Roma: condannato per omicidio, detenuto italiano 32 enne si impicca in cella
Orrore a Regina Coeli: durante la conta mattutina dei detenuti, la macabra scoperta. Già in passato aveva aggredito gli agenti della Penitenziaria
Ancora un episodio drammatico in un carcere romano. Un detenuto italiano di 32 anni, condannato per omicidio ed incendio a seguito del quale morì un pensionato, ha deciso di porre fine alla propria esistenza impiccandosi nella sua cella, ove era ristretto da solo, del carcere di Regina Coeli. Lo comunica il Sindacato Autonomo Polizia Penitenziaria.
“Purtroppo il pur tempestivo intervento dell’Agente di servizio non è servito a salvare l’uomo”, spiega Maurizio Somma, segretario nazionale per il Lazio del SAPPE. “L’uomo è stato trovato impiccato alle sbarre della cella al momento della conta. Gli è stato immediatamente tolto il cappio ed era ancora vivo quando sono giunti i soccorsi ma non c’è stato nulla da fare. Il detenuto, noto per le frequenti intemperanze aveva distrutto varie celle all’interno di Regina Coeli nonchè in altri Istituti ove era stato precedentemente detenuto (Rieti, Pescara ed altri). Da ultima, l’aggressione ad un Sovrintendente un paio di settimane fa. Era in attesa di essere trasferito in altro Istituto”.
Il sindacato Sappe: "Non siamo riusciti a salvarlo"
Come sapete, abbiamo sempre detto che la morte di un detenuto è sempre una sconfitta per lo Stato”, commenta amareggiato Donato Capece, segretario generale del SAPPE, che sottolinea come “il pur tempestivo intervento degli Agenti non ha potuto evitare che il ristretto riuscisse a togliersi la vita”.
Per il SAPPE, “la via più netta e radicale per eliminare tutti questi disagi sarebbe quella di un ripensamento complessivo della funzione della pena e, al suo interno, del ruolo del carcere. Anche la consistente presenza di detenuti con problemi psichiatrici è causa da tempo di gravi criticità per quanto attiene l’ordine e la sicurezza delle carceri del Paese. Il personale di Polizia Penitenziaria è stremato dai logoranti ritmi di lavoro a causa delle violente e continue aggressioni”. Capece sottolinea che “il suicidio di un detenuto rappresenta un forte agente stressogeno per il personale di polizia e per gli altri detenuti e sconforta che le autorità politiche, penitenziarie ministeriali e regionali, pur in presenza di inquietanti eventi critici, non assumano adeguati ed urgenti provvedimenti”.
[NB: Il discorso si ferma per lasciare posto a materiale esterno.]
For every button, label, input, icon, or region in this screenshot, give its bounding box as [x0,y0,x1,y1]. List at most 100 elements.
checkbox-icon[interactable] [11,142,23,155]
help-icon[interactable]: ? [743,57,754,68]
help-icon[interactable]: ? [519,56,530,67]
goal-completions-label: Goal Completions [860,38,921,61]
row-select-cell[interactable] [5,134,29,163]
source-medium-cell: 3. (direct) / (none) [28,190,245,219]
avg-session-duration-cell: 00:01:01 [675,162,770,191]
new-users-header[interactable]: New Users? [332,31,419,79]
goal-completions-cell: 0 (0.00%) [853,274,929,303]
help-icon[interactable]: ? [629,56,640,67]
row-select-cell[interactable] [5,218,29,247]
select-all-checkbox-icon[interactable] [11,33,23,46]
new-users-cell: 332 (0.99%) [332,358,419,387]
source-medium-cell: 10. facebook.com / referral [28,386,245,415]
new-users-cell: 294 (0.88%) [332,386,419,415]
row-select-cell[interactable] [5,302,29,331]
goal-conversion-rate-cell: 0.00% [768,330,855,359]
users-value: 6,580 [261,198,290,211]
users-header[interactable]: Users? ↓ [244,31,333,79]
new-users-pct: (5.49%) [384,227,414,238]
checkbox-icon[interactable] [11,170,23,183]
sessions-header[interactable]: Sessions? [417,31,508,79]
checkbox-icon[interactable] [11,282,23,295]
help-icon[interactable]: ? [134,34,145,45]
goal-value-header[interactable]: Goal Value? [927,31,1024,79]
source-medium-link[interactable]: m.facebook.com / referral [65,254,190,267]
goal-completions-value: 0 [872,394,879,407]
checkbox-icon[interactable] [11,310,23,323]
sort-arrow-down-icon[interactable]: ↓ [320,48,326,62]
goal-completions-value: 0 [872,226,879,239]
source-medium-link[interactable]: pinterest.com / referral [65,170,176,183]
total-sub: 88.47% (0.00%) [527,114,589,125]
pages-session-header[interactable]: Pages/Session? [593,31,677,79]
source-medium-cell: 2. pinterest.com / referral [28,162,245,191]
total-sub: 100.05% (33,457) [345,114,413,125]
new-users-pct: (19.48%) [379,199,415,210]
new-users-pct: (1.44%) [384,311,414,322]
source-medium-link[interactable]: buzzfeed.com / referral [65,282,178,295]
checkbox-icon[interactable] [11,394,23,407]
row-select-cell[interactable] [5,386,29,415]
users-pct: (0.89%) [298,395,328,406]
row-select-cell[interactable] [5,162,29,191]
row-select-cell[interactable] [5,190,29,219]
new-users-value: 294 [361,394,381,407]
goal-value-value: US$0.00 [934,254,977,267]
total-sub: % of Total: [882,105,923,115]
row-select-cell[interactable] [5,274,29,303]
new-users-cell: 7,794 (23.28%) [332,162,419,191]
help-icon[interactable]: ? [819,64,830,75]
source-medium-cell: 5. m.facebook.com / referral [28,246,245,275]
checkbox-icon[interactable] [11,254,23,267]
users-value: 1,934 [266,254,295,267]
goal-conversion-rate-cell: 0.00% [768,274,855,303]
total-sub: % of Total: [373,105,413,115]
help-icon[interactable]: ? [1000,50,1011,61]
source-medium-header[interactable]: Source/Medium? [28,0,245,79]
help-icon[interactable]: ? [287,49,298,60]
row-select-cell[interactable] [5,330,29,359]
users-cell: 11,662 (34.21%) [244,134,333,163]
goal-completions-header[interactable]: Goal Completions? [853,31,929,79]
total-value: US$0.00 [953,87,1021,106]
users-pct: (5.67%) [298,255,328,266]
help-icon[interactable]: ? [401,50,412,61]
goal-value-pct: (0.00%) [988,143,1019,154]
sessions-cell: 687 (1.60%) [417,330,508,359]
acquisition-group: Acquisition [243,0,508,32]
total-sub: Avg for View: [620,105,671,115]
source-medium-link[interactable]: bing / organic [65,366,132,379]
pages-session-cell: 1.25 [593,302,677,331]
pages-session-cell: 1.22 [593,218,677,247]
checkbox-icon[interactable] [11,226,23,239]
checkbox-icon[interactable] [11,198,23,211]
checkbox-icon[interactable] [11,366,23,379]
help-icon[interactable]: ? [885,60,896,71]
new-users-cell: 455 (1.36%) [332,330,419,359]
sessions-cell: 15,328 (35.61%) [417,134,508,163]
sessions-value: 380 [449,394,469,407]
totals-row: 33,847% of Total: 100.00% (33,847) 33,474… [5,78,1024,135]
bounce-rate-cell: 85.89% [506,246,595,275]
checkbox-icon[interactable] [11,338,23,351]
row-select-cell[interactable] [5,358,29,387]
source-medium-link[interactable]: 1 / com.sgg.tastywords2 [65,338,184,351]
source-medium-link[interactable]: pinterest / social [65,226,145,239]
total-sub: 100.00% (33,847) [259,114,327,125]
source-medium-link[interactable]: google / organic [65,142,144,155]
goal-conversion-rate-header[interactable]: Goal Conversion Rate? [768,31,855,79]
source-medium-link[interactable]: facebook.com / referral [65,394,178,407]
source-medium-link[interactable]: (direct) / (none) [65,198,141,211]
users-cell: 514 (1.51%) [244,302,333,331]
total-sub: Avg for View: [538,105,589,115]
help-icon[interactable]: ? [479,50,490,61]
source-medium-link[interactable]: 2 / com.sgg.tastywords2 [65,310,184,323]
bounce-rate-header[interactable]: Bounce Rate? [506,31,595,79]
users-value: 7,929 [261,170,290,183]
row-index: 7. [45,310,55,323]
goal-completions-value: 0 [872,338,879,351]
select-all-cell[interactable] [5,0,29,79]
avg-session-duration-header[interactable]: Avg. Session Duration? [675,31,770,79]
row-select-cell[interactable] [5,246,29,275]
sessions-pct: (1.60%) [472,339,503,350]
L'appello a Nordio: "Serve un nuovo modello di custodia in carcere"
Capece si appella al Ministro Guardasigilli Carlo Nordio: “Chiedo al Ministro della Giustizia Carlo Nordio un netto cambio di passo sulle politiche penitenziarie del Paese. E’ necessario prevedere un nuovo modello custodiale. Ne abbiamo parlato in un recente incontro con il Sottosegretario alla Giustizia Del Mastro, che ci è sembrato particolarmente sensibile. A lui abbiamo ribadito che tutti i giorni i poliziotti penitenziari devono fare i conti con le criticità e le problematiche che rendono sempre più difficoltoso lavorare nella prima linea delle sezioni delle detentive delle carceri, per adulti e minori. Mi riferisco alla necessità di nuove assunzioni nel Corpo di polizia penitenziaria, corsi di formazione e aggiornamento professionale, nuovi strumenti di operatività come il taser, kit anti-aggressioni, guanti antitaglio, telecamere portatili, promessi da mesi dai precedenti vertici ministeriali ma di cui non c’è traccia alcuna in periferia. Confidiamo dunque che ora si vedano finalmente fatti concreti”.